2. Parameter des Aussehens: Farbe und Glanz
Farbe und Glanz beeinflussen das Aussehen eines Produktes maßgeblich. Farbe ist für uns Sinnesempfindung oder die Beschreibung der Körperfarbe eines Produktes. Ein und dieselbe Farbe kann z.B. heller oder dunkler empfunden werden. Das hängt bei Körperfarben von der Größe und Oberflächenstruktur des Gegenstandes ab. Eine rote hochglänzende Verpackung empfinden wir als „dunkler und brillanter“ als eine gleichrote seidenmatte Verpackung, die uns heller vorkommt. Farben und ihre Erscheinung sind komplex und schwer beschreib- bzw. definierbar.
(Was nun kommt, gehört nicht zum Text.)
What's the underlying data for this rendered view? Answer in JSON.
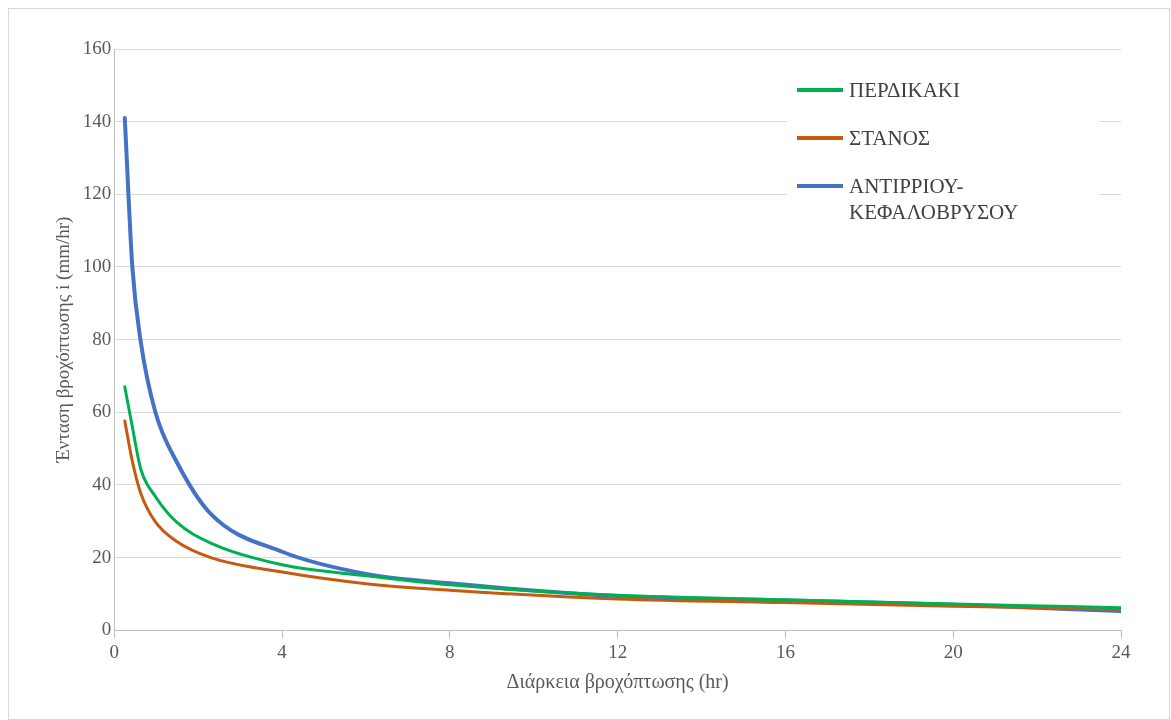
{
  "chart_data": {
    "type": "line",
    "xlabel": "Διάρκεια βροχόπτωσης (hr)",
    "ylabel": "Ένταση βροχόπτωσης i (mm/hr)",
    "xlim": [
      0,
      24
    ],
    "xticks": [
      0,
      4,
      8,
      12,
      16,
      20,
      24
    ],
    "ylim": [
      0,
      160
    ],
    "yticks": [
      0,
      20,
      40,
      60,
      80,
      100,
      120,
      140,
      160
    ],
    "grid": "y",
    "legend": "top right",
    "marker": "none",
    "line_style": "solid",
    "series": [
      {
        "name": "ΠΕΡΔΙΚΑΚΙ",
        "color": "#00b050",
        "x": [
          0.25,
          0.43,
          0.63,
          0.98,
          1.48,
          2.3,
          4,
          6,
          8,
          12,
          16,
          20,
          24
        ],
        "values": [
          67,
          56,
          44.4,
          36.8,
          29.8,
          24,
          18,
          15,
          12.5,
          9.6,
          8.4,
          7.2,
          6.2
        ]
      },
      {
        "name": "ΣΤΑΝΟΣ",
        "color": "#c55a11",
        "x": [
          0.25,
          0.43,
          0.63,
          0.98,
          1.48,
          2.3,
          4,
          6,
          8,
          12,
          16,
          20,
          24
        ],
        "values": [
          57.6,
          46.5,
          37.7,
          29.8,
          24.5,
          20,
          16,
          12.8,
          11,
          8.6,
          7.6,
          6.6,
          5.8
        ]
      },
      {
        "name": "ΑΝΤΙΡΡΙΟΥ-ΚΕΦΑΛΟΒΡΥΣΟΥ",
        "color": "#4472c4",
        "x": [
          0.25,
          0.43,
          0.63,
          0.98,
          1.48,
          2.3,
          4,
          6,
          8,
          12,
          16,
          20,
          24
        ],
        "values": [
          141,
          100,
          79.5,
          60,
          46.5,
          32,
          21.6,
          15.5,
          12.9,
          9.4,
          8.2,
          7,
          5.3
        ]
      }
    ]
  }
}
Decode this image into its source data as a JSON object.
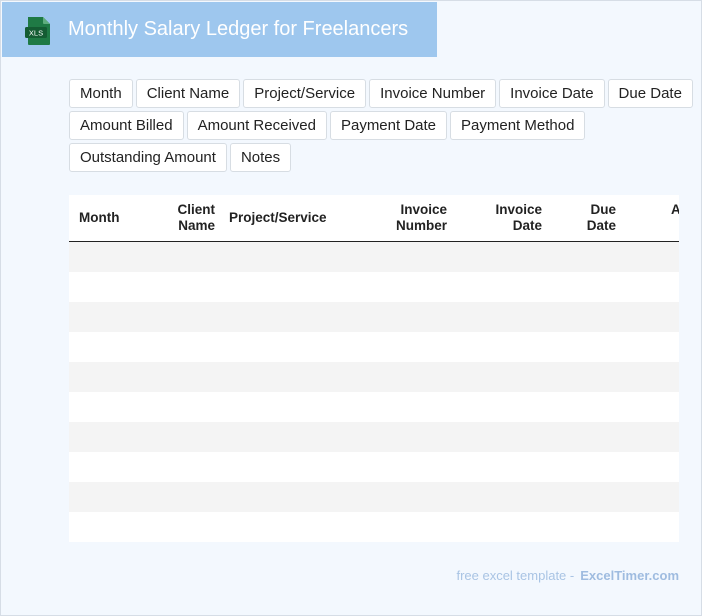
{
  "header": {
    "title": "Monthly Salary Ledger for Freelancers",
    "icon": "xls-file-icon",
    "icon_text": "XLS",
    "accent": "#9ec7ee"
  },
  "chips": [
    "Month",
    "Client Name",
    "Project/Service",
    "Invoice Number",
    "Invoice Date",
    "Due Date",
    "Amount Billed",
    "Amount Received",
    "Payment Date",
    "Payment Method",
    "Outstanding Amount",
    "Notes"
  ],
  "table": {
    "columns": [
      {
        "label": "Month"
      },
      {
        "label": "Client Name"
      },
      {
        "label": "Project/Service"
      },
      {
        "label": "Invoice Number"
      },
      {
        "label": "Invoice Date"
      },
      {
        "label": "Due Date"
      },
      {
        "label": "A"
      }
    ],
    "rows": [
      [],
      [],
      [],
      [],
      [],
      [],
      [],
      [],
      [],
      []
    ]
  },
  "footer": {
    "prefix": "free excel template -",
    "brand": "ExcelTimer.com"
  }
}
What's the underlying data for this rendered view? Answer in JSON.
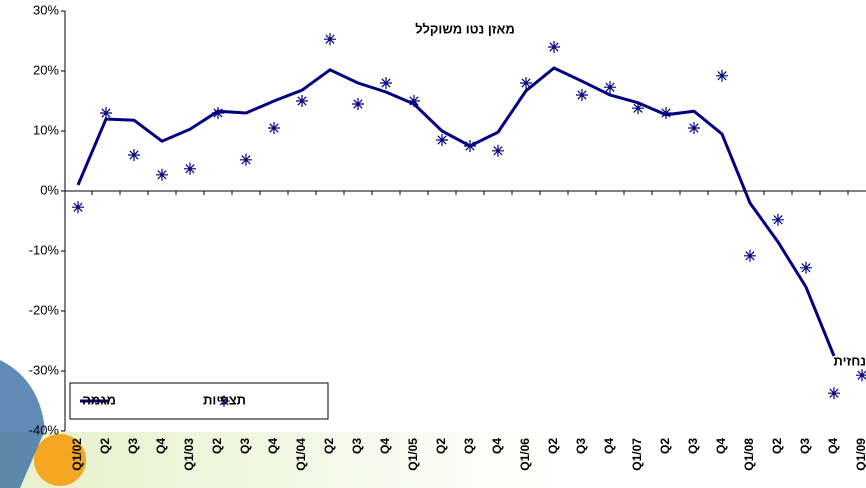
{
  "chart_data": {
    "type": "line",
    "annotation": "מאזן נטו משוקלל",
    "forecast_label": "נחזית",
    "categories": [
      "Q1/02",
      "Q2",
      "Q3",
      "Q4",
      "Q1/03",
      "Q2",
      "Q3",
      "Q4",
      "Q1/04",
      "Q2",
      "Q3",
      "Q4",
      "Q1/05",
      "Q2",
      "Q3",
      "Q4",
      "Q1/06",
      "Q2",
      "Q3",
      "Q4",
      "Q1/07",
      "Q2",
      "Q3",
      "Q4",
      "Q1/08",
      "Q2",
      "Q3",
      "Q4",
      "Q1/09"
    ],
    "series": [
      {
        "name": "מגמה",
        "color": "#000080",
        "style": "line",
        "values": [
          1,
          12,
          11.8,
          8.3,
          10.3,
          13.3,
          13,
          15,
          16.8,
          20.2,
          18,
          16.5,
          14.5,
          10,
          7.5,
          9.8,
          16.7,
          20.5,
          18.3,
          16,
          14.7,
          12.7,
          13.3,
          9.5,
          -2,
          -8.5,
          -16,
          -27.5,
          null
        ]
      },
      {
        "name": "תצפיות",
        "color": "#000080",
        "style": "asterisk",
        "values": [
          -2.7,
          13,
          6,
          2.7,
          3.7,
          13,
          5.2,
          10.5,
          15,
          25.3,
          14.5,
          18,
          15,
          8.5,
          7.5,
          6.7,
          18,
          24,
          16,
          17.3,
          13.8,
          13,
          10.5,
          19.2,
          -10.8,
          -4.8,
          -12.8,
          -33.7,
          -30.7
        ]
      }
    ],
    "ylim": [
      -40,
      30
    ],
    "yticks": [
      {
        "value": 30,
        "label": "30%"
      },
      {
        "value": 20,
        "label": "20%"
      },
      {
        "value": 10,
        "label": "10%"
      },
      {
        "value": 0,
        "label": "0%"
      },
      {
        "value": -10,
        "label": "-10%"
      },
      {
        "value": -20,
        "label": "-20%"
      },
      {
        "value": -30,
        "label": "-30%"
      },
      {
        "value": -40,
        "label": "-40%"
      }
    ],
    "legend": "bottom-left"
  }
}
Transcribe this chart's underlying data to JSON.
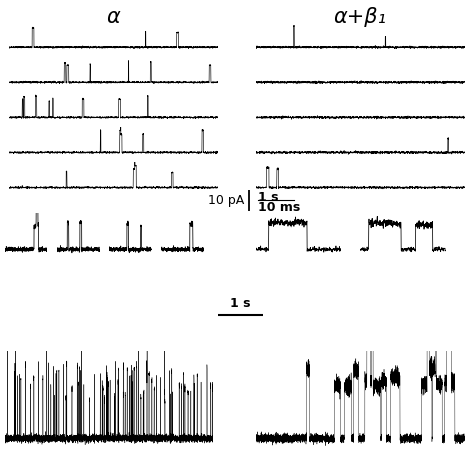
{
  "title_alpha": "α",
  "title_alpha_beta": "α+β₁",
  "scale_bar_text_y": "10 pA",
  "scale_bar_text_x1": "1 s",
  "scale_bar_text_x2": "10 ms",
  "scale_bar_bottom": "1 s",
  "bg_color": "#ffffff",
  "figsize": [
    4.74,
    4.74
  ],
  "dpi": 100
}
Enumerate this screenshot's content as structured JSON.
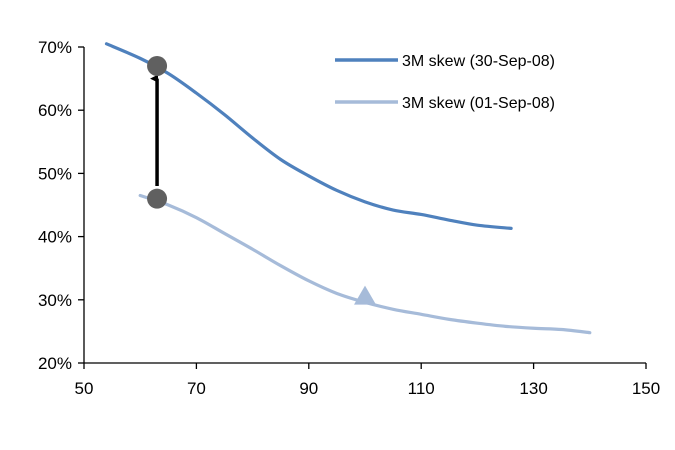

2.1 Farbe und Farbempfindung
Die DIN 5033 (Farbmessung) definiert in „Teil 1 – Begriffe der Farbmetrik“, Farbe als einen durch das Auge vermittelten Sinneseindruck: „Farbe ist diejenige Gesichtsempfindung, durch die sich zwei aneinandergrenzende, strukturlose Teile des Gesichtsfeldes bei einäugiger Beobachtung mit unbewegtem Auge allein unterscheiden können. Wenn das subjektiv Gesehene von den durch Farbmaßzahlen beschreibbaren Farbvalenzen unterschieden werden soll, wird die Farbe als Farbempfindung bezeichnet.“
Eine Farbempfindung, die durch die Reizung von sichtbarer, optischer Strahlung der menschlichen Netzhaut hervorgerufen wird, bezeichnet man als Farbreiz. Dieser kann durch die direkte Beobachtung eines Selbstleuchters (Sonne, Leuchtstoffröhre, Glühbirne) oder eines Nichtselbstleuchters durch Reflexion (Verpackung, Fleisch, Obst) bzw. Transmission (klarer Apfelsaft, Mineralwasser in transparenten PET Flaschen) hervorgerufen werden. Körperfarben sind Farben von nicht selbstleuchtenden Produkten oder Oberflächen. Erkannt werden sie dadurch, dass hierbei ein Teil des einfallenden Lichtes zurückgestrahlt (remittiert) bzw. verschluckt (absorbiert) wird. Da das einfallende Licht von verschiedenen Lichtquellen (Tageslicht, Glühbirne etc.) stammen kann, differieren die Farbwahrnehmungen. Um Wahrnehmungsunterschiede zu vermeiden und eine objektive Bewertung bzw. Farbmessung sicherzustellen, ist ein genormtes Licht erforderlich. Diesbezüglich wurden u.a. die zwei Normlichtarten D50 (neutrales Tageslicht) und D65 (mittleres Licht) festgelegt, wobei D für „Daylight“ und die Zahlen für die Farbtemperatur in Kelvin stehen. Die Farbempfindung ist abhängig vom Betrachtungswinkel des Beobachters. So wurde aus dem durchschnittlichen Farbempfinden von Testpersonen der „2°“ und der „10° Normalbeobachter“ als Grundlage für die Farbmetrik definiert. Davon wurden die Normspektralwertkurven als durchschnittliche Empfindlichkeitskurven des Auges für die Grundfarben Rot, Grün und Blau abgeleitet.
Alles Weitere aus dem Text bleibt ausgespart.